Extract measurement data
Open the SQL runner and execute the following query, which will extract the traffic measurements to save them as a separate dataset:
SELECT "data.parquet".data, "data.parquet"."codice spira", "00:00-01:00", "01:00-02:00", "02:00-03:00", "03:00-04:00", "04:00-05:00", "05:00-06:00", "06:00-07:00", "07:00-08:00", "08:00-09:00", "09:00-10:00", "10:00-11:00", "11:00-12:00", "12:00-13:00", "13:00-14:00", "14:00-15:00", "15:00-16:00", "16:00-17:00", "17:00-18:00", "18:00-19:00", "19:00-20:00", "20:00-21:00", "21:00-22:00", "22:00-23:00", "23:00-24:00"
FROM minio.datalake."demo-etl".dataitem.dataset."0eed9ced-5f04-4f12-8494-763926070835"."data.parquet"
Click on the arrow next to Save Script as (top right), select Save View as..., name the new dataset misurazioni
and save it in the space demo_etl
.
Extract traffic sensors data
From the SQL runner, execute the following query, which will extract the traffic sensors data (e.g. their geographical position) as a separate dataset:
SELECT DISTINCT "data.parquet"."codice spira", "data.parquet".tipologia, "data.parquet".id_uni, "data.parquet".codice, "data.parquet".Livello, "data.parquet"."codice arco", "data.parquet"."codice via", "data.parquet"."Nome via", "data.parquet"."Nodo da", "data.parquet"."Nodo a", "data.parquet".stato, "data.parquet".direzione, "data.parquet".angolo, "data.parquet".longitudine, "data.parquet".latitudine, "data.parquet".geopoint
FROM minio.datalake."demo-etl".dataitem.dataset."0eed9ced-5f04-4f12-8494-763926070835"."data.parquet"

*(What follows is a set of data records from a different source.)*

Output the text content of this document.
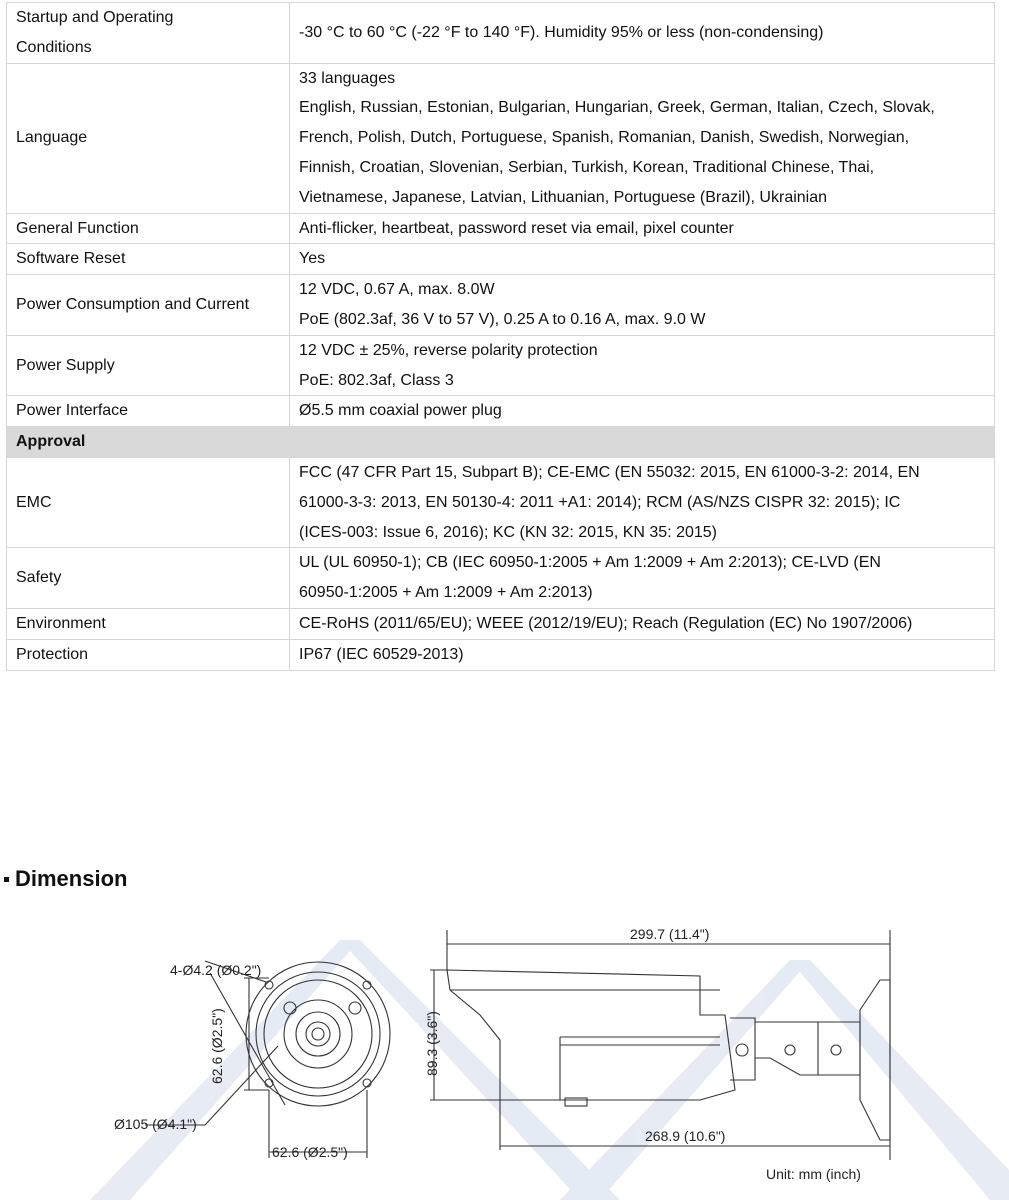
Startup and Operating
Conditions	-30 °C to 60 °C (-22 °F to 140 °F). Humidity 95% or less (non-condensing)

Language	33 languages
English, Russian, Estonian, Bulgarian, Hungarian, Greek, German, Italian, Czech, Slovak,
French, Polish, Dutch, Portuguese, Spanish, Romanian, Danish, Swedish, Norwegian,
Finnish, Croatian, Slovenian, Serbian, Turkish, Korean, Traditional Chinese, Thai,
Vietnamese, Japanese, Latvian, Lithuanian, Portuguese (Brazil), Ukrainian

General Function	Anti-flicker, heartbeat, password reset via email, pixel counter

Software Reset	Yes

Power Consumption and Current	12 VDC, 0.67 A, max. 8.0W
PoE (802.3af, 36 V to 57 V), 0.25 A to 0.16 A, max. 9.0 W

Power Supply	12 VDC ± 25%, reverse polarity protection
PoE: 802.3af, Class 3

Power Interface	Ø5.5 mm coaxial power plug

Approval	
EMC	FCC (47 CFR Part 15, Subpart B); CE-EMC (EN 55032: 2015, EN 61000-3-2: 2014, EN
61000-3-3: 2013, EN 50130-4: 2011 +A1: 2014); RCM (AS/NZS CISPR 32: 2015); IC
(ICES-003: Issue 6, 2016); KC (KN 32: 2015, KN 35: 2015)

Safety	UL (UL 60950-1); CB (IEC 60950-1:2005 + Am 1:2009 + Am 2:2013); CE-LVD (EN
60950-1:2005 + Am 1:2009 + Am 2:2013)

Environment	CE-RoHS (2011/65/EU); WEEE (2012/19/EU); Reach (Regulation (EC) No 1907/2006)

Protection	IP67 (IEC 60529-2013)
Dimension
4-Ø4.2 (Ø0.2")
62.6 (Ø2.5")
62.6 (Ø2.5")
Ø105 (Ø4.1")
299.7 (11.4")
89.3 (3.6")
268.9 (10.6")
Unit: mm (inch)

Select Save View as... again (do not overwrite the previous one), name the new dataset spire
and save it in the space demo_etl
.
Transform hourly measurements into daily measurements
From the SQL runner, execute the following query, which will sum the measurement columns, each corresponding to an hour, to obtain the daily value and save it as a new dataset:
SELECT data, "codice spira", "00:00-01:00"+"01:00-02:00"+"02:00-03:00"+"03:00-04:00"+"04:00-05:00"+"05:00-06:00"+"06:00-07:00"+"07:00-08:00"+"08:00-09:00"+"09:00-10:00"+"10:00-11:00"+"11:00-12:00"

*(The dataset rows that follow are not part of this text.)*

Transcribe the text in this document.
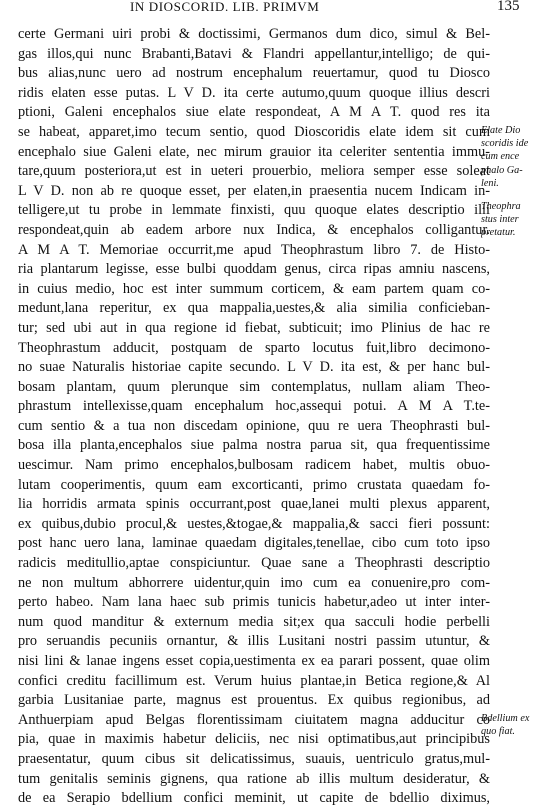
IN DIOSCORID. LIB. PRIMVM	135
certe Germani uiri probi & doctissimi, Germanos dum dico, simul & Bel-
gas illos,qui nunc Brabanti,Batavi & Flandri appellantur,intelligo; de qui-
bus alias,nunc uero ad nostrum encephalum reuertamur, quod tu Diosco
ridis elaten esse putas. L V D. ita certe autumo,quum quoque illius descri
ptioni, Galeni encephalos siue elate respondeat, A M A T. quod res ita
se habeat, apparet,imo tecum sentio, quod Dioscoridis elate idem sit cum
encephalo siue Galeni elate, nec mirum grauior ita celeriter sententia immu-
tare,quum posteriora,ut est in ueteri prouerbio, meliora semper esse soleat
L V D. non ab re quoque esset, per elaten,in praesentia nucem Indicam in-
telligere,ut tu probe in lemmate finxisti, quu quoque elates descriptio illi
respondeat,quin ab eadem arbore nux Indica, & encephalos colligantur.
A M A T. Memoriae occurrit,me apud Theophrastum libro 7. de Histo-
ria plantarum legisse, esse bulbi quoddam genus, circa ripas amniu nascens,
in cuius medio, hoc est inter summum corticem, & eam partem quam co-
medunt,lana reperitur, ex qua mappalia,uestes,& alia similia conficieban-
tur; sed ubi aut in qua regione id fiebat, subticuit; imo Plinius de hac re
Theophrastum adducit, postquam de sparto locutus fuit,libro decimono-
no suae Naturalis historiae capite secundo. L V D. ita est, & per hanc bul-
bosam plantam, quum plerunque sim contemplatus, nullam aliam Theo-
phrastum intellexisse,quam encephalum hoc,assequi potui. A M A T.te-
cum sentio & a tua non discedam opinione, quu re uera Theophrasti bul-
bosa illa planta,encephalos siue palma nostra parua sit, qua frequentissime
uescimur. Nam primo encephalos,bulbosam radicem habet, multis obuo-
lutam cooperimentis, quum eam excorticanti, primo crustata quaedam fo-
lia horridis armata spinis occurrant,post quae,lanei multi plexus apparent,
ex quibus,dubio procul,& uestes,&togae,& mappalia,& sacci fieri possunt:
post hanc uero lana, laminae quaedam digitales,tenellae, cibo cum toto ipso
radicis meditullio,aptae conspiciuntur. Quae sane a Theophrasti descriptio
ne non multum abhorrere uidentur,quin imo cum ea conuenire,pro com-
perto habeo. Nam lana haec sub primis tunicis habetur,adeo ut inter inter-
num quod manditur & externum media sit;ex qua sacculi hodie perbelli
pro seruandis pecuniis ornantur, & illis Lusitani nostri passim utuntur, &
nisi lini & lanae ingens esset copia,uestimenta ex ea parari possent, quae olim
confici creditu facillimum est. Verum huius plantae,in Betica regione,& Al
garbia Lusitaniae parte, magnus est prouentus. Ex quibus regionibus, ad
Anthuerpiam apud Belgas florentissimam ciuitatem magna adducitur co
pia, quae in maximis habetur deliciis, nec nisi optimatibus,aut principibus
praesentatur, quum cibus sit delicatissimus, suauis, uentriculo gratus,mul-
tum genitalis seminis gignens, qua ratione ab illis multum desideratur, &
de ea Serapio bdellium confici meminit, ut capite de bdellio diximus,
Elate Dio
scoridis ide
cum ence
phalo Ga-
leni.
Theophra
stus inter
pretatur.
Bdellium ex
quo fiat.
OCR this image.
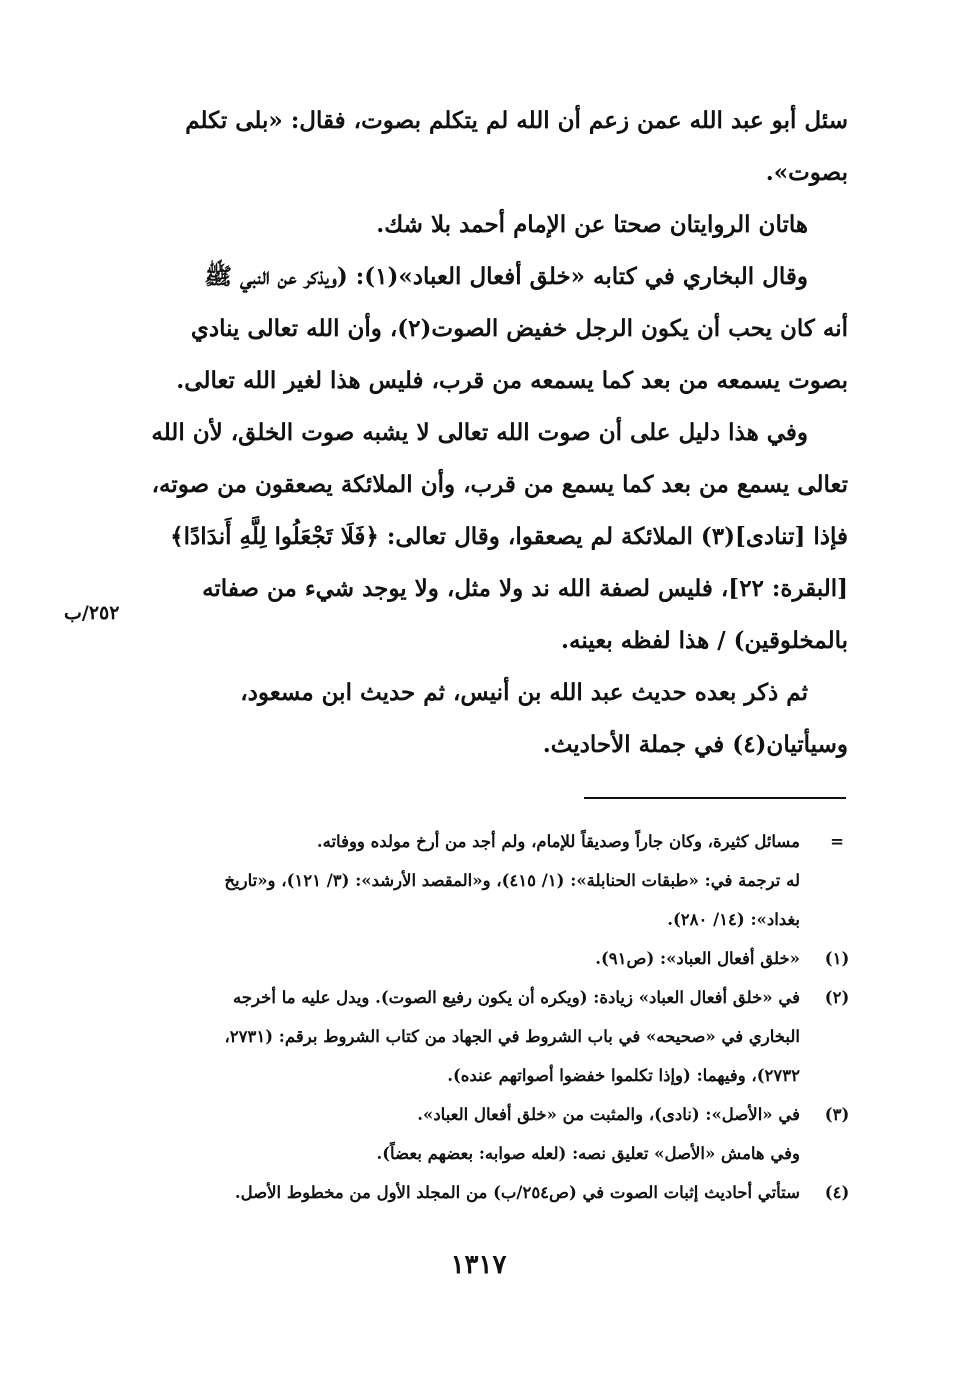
سئل أبو عبد الله عمن زعم أن الله لم يتكلم بصوت، فقال: «بلى تكلم
بصوت».
هاتان الروايتان صحتا عن الإمام أحمد بلا شك.
وقال البخاري في كتابه «خلق أفعال العباد»(١): (ويذكر عن النبي ﷺ
أنه كان يحب أن يكون الرجل خفيض الصوت(٢)، وأن الله تعالى ينادي
بصوت يسمعه من بعد كما يسمعه من قرب، فليس هذا لغير الله تعالى.
وفي هذا دليل على أن صوت الله تعالى لا يشبه صوت الخلق، لأن الله
تعالى يسمع من بعد كما يسمع من قرب، وأن الملائكة يصعقون من صوته،
فإذا [تنادى](٣) الملائكة لم يصعقوا، وقال تعالى: ﴿فَلَا تَجْعَلُوا لِلَّهِ أَندَادًا﴾
[البقرة: ٢٢]، فليس لصفة الله ند ولا مثل، ولا يوجد شيء من صفاته
بالمخلوقين) / هذا لفظه بعينه.
ثم ذكر بعده حديث عبد الله بن أنيس، ثم حديث ابن مسعود،
وسيأتيان(٤) في جملة الأحاديث.
٢٥٢/ب
=
مسائل كثيرة، وكان جاراً وصديقاً للإمام، ولم أجد من أرخ مولده ووفاته.
له ترجمة في: «طبقات الحنابلة»: (١/ ٤١٥)، و«المقصد الأرشد»: (٣/ ١٢١)، و«تاريخ
بغداد»: (١٤/ ٢٨٠).
(١)
«خلق أفعال العباد»: (ص٩١).
(٢)
في «خلق أفعال العباد» زيادة: (ويكره أن يكون رفيع الصوت). ويدل عليه ما أخرجه
البخاري في «صحيحه» في باب الشروط في الجهاد من كتاب الشروط برقم: (٢٧٣١،
٢٧٣٢)، وفيهما: (وإذا تكلموا خفضوا أصواتهم عنده).
(٣)
في «الأصل»: (نادى)، والمثبت من «خلق أفعال العباد».
وفي هامش «الأصل» تعليق نصه: (لعله صوابه: بعضهم بعضاً).
(٤)
ستأتي أحاديث إثبات الصوت في (ص٢٥٤/ب) من المجلد الأول من مخطوط الأصل.
١٣١٧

+"12:00-13:00"+"13:00-14:00"+"14:00-15:00"+"15:00-16:00"+"16:00-17:00"+"17:00-18:00"+"18:00-19:00"+"19:00-20:00"+"20:00-21:00"+"21:00-22:00"+"22:00-23:00"+"23:00-24:00" AS totale_giornaliero
FROM (
SELECT * FROM "demo_etl".misurazioni
) nested_0;
Select Save View as... again (do not overwrite the previous one), name the new dataset misurazioni_giornaliere
and save it in the space demo_etl
.
Connect Grafana to Dremio
Access Grafana from your Coder instance or create a new Grafana workspace. Open the left menu and navigate to Connections > Data Sources. Add a new Dremio
data source configured as follows:
- Name:
Dremio
- URL: the Internal Endpoint you see on Coder for your Dremio workspace
- User:
admin
- Password:
<dremio_password_set_on_coder>
Now you can create a dashboard to visualize Dremio data. An example dashboard is available as a JSON file at the user/examples/dremio_grafana
path within the repository of this documentation.

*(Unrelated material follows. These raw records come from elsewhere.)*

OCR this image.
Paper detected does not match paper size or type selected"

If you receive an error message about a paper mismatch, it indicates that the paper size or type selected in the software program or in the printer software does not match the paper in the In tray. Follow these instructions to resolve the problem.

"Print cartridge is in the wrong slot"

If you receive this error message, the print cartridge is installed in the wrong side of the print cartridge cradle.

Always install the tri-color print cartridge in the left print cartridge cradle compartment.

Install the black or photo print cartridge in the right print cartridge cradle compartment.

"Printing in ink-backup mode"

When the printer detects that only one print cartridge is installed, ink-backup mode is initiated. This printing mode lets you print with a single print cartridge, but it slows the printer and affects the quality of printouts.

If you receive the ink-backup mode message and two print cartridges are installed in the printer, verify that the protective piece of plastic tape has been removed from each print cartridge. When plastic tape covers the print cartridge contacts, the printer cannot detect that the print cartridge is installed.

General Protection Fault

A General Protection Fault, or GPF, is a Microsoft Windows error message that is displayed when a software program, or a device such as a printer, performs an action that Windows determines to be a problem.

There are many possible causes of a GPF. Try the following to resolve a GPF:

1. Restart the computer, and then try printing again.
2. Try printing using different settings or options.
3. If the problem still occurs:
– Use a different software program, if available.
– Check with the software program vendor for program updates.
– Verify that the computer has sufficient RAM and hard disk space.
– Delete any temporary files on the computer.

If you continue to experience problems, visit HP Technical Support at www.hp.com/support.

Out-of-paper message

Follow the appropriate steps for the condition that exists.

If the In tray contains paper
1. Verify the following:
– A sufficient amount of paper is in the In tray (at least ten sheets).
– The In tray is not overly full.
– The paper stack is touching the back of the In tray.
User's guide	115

Navigate to Dashboards from the left menu, expand the New button on the top right and select Import. Once imported, you will need to update the datasource.uid
field, which holds a reference to the Dremio data source in your Grafana instance, throughout the JSON model.
To obtain your ID easily, navigate to Connections > Data Sources, select the Dremio source, and copy the ID from the page's URL:
https://<grafana_host>/connections/datasources/edit/<YOUR_DATASOURCE_ID>
Then, go back to Dashboards, open your dashboard, open the Dashboard settings (cog icon in the top toolbar) and select JSON Model from the left. There will be a number of instances where you have to replace the ID, referenced by datasource.uid
. When done, click Save changes and return to your dashboard.
The dashboard includes three panels: a map of the traffic sensors, a table with the daily number of vehicles registered by each sensor and a graph of the vehicles registered monthly.
We can now use the dashboard to explore the data. We can either interact with the map to get the information related to each sensor, or use the dashboard filters to select different time ranges and analyze traffic evolution over time.